“We better wait,” Cash says. “I tell you it aint balanced now . . . “Then turn loose,” Jewel says. He will not stop. Cash begins to fall behind, hobbling to keep up, breathing harshly, then he is distanced and Jewel carries the entire front end alone, so that, tilting as the path begins to slant, it begins to rush away from me and slip down the air like a sled upon invisible snow, smoothly evacuating atmosphere in which the sense of it is still shaped . . . He is almost running now and Cash is left behind. It seems to me that the end which I now carry alone has no weight, as though it coasts like a rushing straw upon the furious side of Jewel’s despair.

From early in the novel, the members of the Bundren family represent the theme of family dysfunction as they consistently fail to communicate, work together, or succeed in upholding Addie’s request. For example, in these lines, Darl describes their unsuccessful attempt at carefully carrying Addie Bundren in her coffin to the wagon for transport. Even though Darl, Jewel, and Cash each seem to deeply care about their mother, they are unable to work together, and their miscommunications and division are evident even in the simple task of carrying her coffin to the wagon.

It is as though time, no longer running straight before us in a diminishing line, now runs parallel between us like a looping string, the distance being the doubling accretion of the thread and not the interval between. The mules stand . . . They too are breathing now with a deep groaning sound; looking back once, their gaze sweeps across us with in their eyes a wild, sad, profound and despairing quality as though they had already seen in the thick water the shape of the disaster which they could not speak and we could not see.

When the Bundren family attempts to cross the flooded river, the theme of family dysfunction becomes glaring. Despite countless warnings from others, the Bundrens are determined to uphold the promise they made to Addie, even if it goes against all sense and logic. In this quote, Darl’s poetic description details the family dysfunction as he describes the nonlinear family dynamics. He also gives a visual of the mules as they approach the river, more aware of the absurdity and danger of this situation than the family. Even after arguing, the family determines a plan and continues the hopeless task.

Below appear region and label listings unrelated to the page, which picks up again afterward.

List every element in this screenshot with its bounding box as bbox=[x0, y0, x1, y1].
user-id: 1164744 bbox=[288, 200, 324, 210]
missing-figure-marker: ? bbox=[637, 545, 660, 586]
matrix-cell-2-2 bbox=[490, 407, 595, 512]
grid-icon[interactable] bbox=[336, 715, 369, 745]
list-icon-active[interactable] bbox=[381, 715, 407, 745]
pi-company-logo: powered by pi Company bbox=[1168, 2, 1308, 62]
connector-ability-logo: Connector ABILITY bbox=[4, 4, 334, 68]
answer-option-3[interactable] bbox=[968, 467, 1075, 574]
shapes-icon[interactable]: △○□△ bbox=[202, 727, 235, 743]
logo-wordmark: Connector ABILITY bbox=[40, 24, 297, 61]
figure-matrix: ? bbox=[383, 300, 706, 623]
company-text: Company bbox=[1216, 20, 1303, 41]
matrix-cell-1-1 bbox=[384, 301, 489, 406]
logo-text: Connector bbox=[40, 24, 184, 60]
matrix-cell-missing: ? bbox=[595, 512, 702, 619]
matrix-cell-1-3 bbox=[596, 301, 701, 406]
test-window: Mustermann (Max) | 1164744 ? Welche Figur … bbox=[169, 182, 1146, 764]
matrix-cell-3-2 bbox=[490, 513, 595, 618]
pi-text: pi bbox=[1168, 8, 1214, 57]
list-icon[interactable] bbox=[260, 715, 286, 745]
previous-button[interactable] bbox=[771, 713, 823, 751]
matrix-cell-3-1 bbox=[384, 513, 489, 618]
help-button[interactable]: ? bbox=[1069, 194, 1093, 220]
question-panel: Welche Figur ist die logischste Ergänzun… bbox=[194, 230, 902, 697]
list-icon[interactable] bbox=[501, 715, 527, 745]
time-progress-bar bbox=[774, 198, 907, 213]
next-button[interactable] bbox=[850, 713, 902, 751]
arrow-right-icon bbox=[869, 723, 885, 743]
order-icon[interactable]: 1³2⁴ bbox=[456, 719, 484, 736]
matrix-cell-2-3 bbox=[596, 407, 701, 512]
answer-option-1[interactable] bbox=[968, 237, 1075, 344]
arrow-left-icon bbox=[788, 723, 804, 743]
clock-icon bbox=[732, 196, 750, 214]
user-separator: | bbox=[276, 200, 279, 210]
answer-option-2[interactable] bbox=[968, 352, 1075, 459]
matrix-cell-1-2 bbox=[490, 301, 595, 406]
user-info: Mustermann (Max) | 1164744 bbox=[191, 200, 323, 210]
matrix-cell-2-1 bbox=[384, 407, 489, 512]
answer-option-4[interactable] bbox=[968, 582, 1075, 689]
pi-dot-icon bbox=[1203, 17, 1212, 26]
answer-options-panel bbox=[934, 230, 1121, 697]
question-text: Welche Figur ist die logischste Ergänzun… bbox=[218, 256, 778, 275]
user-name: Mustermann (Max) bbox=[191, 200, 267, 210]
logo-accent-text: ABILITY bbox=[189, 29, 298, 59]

“Darl,” I said. But he fought again, him and Jewel and the fellow, and the other one holding Dewey Dell and Vardaman yelling and Jewel saying, “Kill him. Kill the son of a bitch.” It was bad so. It was bad . . . I tried to tell him, but he just said, “I thought you’d a told me. It’s not that I,” he said, then he began to laugh.

The dysfunction of the Bundren family continues as the family decides to send Darl to a mental institution in Jackson after he starts the fire at Gillespie’s barn. These lines present a tumultuous scene where Darl is blindsided, Vardaman violently yells, and a physical altercation ensues. However, the theme of dysfunction comes not only in Darl’s rants and switches between first and third person but also in the strangely calm, “moving on” response of the Bundren family after Darl’s departure. They send Darl away and then simply continue their travels with little mention of the big event.